# External Storage Device Not Detected



## pcar1947 (Nov 12, 2003)

This Morning I tried to do an expansion of my series 2 from 80 GB to 400 GB using to Maxtor 200 GB Drives. 

Entered the Command Line "backup -qTao - /dev/hda | restore -s 128 -r 4 -xzpi - /dev/hdc /dev/hdd " 

Recieved the message restore complete. 

Placed the ONLY the new Master drive in th tivo to make sure it worked. 

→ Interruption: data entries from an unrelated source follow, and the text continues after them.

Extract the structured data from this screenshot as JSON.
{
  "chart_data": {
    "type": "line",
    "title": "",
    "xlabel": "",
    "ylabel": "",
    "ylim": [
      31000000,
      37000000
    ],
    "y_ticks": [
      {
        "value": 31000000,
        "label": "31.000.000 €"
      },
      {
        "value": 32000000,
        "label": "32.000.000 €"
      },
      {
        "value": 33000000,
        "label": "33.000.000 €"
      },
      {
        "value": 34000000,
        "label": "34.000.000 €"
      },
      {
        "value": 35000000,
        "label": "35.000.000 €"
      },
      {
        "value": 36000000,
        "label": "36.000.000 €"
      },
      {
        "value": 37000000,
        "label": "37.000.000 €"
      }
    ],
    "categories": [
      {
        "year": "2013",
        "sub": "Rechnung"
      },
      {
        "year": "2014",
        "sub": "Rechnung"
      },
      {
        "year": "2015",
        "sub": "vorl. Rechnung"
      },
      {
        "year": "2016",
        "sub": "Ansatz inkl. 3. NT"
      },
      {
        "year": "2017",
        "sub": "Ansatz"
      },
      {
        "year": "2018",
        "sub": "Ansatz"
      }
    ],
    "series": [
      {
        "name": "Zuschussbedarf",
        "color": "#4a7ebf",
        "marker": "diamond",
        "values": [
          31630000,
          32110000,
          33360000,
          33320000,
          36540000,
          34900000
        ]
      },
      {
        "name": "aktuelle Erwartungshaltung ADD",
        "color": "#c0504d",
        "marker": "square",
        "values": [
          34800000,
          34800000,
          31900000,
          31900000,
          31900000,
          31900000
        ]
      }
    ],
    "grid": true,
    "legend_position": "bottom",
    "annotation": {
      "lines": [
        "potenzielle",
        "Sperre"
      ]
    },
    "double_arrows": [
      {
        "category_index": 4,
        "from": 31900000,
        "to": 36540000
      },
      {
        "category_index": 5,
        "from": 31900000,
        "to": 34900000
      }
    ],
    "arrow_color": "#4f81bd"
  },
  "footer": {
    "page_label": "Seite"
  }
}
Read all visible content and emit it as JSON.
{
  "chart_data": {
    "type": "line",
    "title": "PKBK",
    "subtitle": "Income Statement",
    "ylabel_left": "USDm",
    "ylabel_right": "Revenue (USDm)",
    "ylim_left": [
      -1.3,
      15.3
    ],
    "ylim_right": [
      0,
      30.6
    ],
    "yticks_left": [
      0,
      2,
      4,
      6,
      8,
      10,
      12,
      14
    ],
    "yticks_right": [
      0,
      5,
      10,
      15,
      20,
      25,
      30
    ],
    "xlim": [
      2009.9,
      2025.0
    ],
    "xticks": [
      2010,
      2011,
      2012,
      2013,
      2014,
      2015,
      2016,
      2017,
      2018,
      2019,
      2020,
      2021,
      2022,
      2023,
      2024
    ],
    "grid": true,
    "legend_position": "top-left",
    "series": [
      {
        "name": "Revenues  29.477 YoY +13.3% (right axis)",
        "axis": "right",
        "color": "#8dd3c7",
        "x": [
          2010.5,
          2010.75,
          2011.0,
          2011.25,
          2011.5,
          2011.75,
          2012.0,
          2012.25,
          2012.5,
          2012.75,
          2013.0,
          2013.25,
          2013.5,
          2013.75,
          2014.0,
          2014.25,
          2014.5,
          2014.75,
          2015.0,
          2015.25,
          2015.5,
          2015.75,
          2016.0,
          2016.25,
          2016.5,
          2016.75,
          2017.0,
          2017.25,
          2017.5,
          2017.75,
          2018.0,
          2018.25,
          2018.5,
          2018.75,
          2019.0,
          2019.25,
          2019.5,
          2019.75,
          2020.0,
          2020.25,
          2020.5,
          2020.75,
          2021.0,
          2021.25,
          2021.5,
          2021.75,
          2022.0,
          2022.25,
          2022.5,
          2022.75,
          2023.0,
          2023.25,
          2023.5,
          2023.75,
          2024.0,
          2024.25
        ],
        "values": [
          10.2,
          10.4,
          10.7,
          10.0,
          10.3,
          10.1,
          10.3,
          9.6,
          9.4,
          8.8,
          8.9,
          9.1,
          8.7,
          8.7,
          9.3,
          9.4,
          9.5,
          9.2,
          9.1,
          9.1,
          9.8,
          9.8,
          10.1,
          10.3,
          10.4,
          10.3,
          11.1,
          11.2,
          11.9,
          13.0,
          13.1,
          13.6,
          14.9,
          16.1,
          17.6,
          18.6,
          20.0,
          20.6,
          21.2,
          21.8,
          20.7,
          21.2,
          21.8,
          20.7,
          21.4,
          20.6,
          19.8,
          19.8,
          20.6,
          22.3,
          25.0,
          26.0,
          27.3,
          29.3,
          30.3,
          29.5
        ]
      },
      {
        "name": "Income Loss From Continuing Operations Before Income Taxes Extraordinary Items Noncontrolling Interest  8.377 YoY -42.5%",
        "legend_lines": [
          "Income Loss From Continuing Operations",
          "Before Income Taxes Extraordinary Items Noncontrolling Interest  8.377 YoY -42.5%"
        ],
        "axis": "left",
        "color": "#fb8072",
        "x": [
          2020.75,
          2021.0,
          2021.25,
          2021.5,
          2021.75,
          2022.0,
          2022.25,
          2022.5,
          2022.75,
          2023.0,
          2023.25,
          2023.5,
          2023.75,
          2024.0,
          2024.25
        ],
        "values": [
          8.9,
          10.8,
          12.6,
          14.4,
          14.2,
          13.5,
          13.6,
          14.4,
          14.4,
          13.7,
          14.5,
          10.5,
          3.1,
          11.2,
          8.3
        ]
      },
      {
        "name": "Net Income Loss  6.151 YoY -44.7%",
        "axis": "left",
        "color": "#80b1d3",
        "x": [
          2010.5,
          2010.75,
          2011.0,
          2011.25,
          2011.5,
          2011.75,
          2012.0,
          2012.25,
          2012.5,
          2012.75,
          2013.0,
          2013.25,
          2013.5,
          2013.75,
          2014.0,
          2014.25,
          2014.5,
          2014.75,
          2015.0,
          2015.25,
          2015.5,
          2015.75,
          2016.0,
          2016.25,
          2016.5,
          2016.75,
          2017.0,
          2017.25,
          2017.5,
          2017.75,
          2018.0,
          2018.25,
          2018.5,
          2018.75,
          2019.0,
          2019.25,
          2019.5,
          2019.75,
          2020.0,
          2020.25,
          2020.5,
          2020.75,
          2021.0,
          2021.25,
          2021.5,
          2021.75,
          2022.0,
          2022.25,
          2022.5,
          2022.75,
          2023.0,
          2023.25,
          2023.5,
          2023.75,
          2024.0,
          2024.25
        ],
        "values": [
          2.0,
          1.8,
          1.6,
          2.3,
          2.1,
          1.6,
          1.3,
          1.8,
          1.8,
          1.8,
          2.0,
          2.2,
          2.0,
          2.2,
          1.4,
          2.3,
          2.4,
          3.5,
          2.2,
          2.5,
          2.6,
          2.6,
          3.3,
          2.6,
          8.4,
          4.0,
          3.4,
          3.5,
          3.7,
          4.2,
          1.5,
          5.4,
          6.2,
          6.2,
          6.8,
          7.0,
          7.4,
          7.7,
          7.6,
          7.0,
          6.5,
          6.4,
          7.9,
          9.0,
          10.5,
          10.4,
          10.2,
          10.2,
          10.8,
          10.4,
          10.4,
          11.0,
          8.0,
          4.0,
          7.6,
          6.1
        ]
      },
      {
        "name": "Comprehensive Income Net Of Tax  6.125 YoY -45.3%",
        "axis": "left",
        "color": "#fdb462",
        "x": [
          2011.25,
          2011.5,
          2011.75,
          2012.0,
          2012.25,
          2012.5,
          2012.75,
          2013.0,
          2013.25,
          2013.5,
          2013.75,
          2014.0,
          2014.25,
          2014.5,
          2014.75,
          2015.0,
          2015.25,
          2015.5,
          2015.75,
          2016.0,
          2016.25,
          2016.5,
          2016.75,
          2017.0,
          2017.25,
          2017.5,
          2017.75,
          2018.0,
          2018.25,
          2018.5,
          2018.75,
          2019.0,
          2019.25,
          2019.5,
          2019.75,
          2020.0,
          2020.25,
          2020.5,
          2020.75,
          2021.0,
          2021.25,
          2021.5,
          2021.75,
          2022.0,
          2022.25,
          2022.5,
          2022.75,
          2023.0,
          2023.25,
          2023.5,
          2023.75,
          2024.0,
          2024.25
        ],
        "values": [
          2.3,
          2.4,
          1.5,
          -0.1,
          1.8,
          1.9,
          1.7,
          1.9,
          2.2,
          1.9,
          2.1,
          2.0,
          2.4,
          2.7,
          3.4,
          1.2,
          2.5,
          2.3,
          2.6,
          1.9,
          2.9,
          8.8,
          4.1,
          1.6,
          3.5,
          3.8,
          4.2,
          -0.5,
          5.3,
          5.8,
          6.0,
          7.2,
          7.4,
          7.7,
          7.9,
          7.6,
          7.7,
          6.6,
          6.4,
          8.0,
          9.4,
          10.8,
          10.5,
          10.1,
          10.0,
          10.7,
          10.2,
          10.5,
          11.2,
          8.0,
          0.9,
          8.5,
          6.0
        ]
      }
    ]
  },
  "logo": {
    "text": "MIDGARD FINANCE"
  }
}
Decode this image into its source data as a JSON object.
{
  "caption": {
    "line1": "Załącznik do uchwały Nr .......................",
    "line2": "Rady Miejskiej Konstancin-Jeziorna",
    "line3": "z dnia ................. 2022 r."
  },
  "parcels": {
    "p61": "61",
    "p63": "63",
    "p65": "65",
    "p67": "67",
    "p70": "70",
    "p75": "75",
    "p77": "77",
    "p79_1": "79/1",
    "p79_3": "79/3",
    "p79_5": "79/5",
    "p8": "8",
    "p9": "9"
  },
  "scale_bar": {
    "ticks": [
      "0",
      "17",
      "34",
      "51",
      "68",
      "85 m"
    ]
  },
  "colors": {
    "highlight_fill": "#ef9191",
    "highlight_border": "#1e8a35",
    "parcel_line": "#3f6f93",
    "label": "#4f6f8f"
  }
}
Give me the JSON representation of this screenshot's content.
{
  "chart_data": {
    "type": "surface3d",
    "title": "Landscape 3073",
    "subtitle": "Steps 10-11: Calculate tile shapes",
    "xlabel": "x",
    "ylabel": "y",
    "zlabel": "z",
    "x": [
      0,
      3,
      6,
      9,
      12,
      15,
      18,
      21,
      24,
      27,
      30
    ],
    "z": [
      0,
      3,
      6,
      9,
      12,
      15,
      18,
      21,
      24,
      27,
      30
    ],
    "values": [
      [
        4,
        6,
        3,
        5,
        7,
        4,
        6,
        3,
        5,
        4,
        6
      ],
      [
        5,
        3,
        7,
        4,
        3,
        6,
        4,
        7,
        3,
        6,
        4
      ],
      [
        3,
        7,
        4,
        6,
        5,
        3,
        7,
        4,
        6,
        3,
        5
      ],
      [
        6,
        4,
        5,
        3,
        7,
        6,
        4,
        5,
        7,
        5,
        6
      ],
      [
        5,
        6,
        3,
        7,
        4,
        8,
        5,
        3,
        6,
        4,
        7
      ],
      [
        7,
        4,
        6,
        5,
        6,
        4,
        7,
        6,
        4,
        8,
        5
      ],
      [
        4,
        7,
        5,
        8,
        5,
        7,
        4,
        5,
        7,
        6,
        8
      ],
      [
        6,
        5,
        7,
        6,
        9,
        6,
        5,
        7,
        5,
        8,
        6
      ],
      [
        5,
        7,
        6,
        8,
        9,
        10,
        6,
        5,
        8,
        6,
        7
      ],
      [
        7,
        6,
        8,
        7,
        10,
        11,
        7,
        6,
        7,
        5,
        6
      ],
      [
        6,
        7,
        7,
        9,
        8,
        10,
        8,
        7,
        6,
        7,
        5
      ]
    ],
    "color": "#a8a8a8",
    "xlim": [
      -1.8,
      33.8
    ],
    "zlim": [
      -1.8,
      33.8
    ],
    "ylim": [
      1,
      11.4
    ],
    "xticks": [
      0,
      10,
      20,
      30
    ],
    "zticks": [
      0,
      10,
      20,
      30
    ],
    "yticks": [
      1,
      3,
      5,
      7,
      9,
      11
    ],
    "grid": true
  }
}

I received the "Just a few minutes more: message then it went to a TIVO Blue Screen message reading "The External Storage Device Not Detected your Tivo Media Recorder will not work without it . Please make sure it is connected than unplug and plug in again 

If you Know longer wish to use the External device press Clear. 

What DID I DO WRONG? 

Don't want to go any further until I here from someone 

Thanks in Advance 

Paul in Atalnta


----------



## Da Goon (Oct 22, 2006)

pcar1947 said:


> What DID I DO WRONG?


Well, if I'm reading this correctly you restored an image to 2 drives, and then only put 1 drive in the tivo. That's what's wrong. Those drives are married now, and shouldn't be separated like that.


----------



## pcar1947 (Nov 12, 2003)

Thanks for the respnse.


----------



## pcar1947 (Nov 12, 2003)

I am up and running!


----------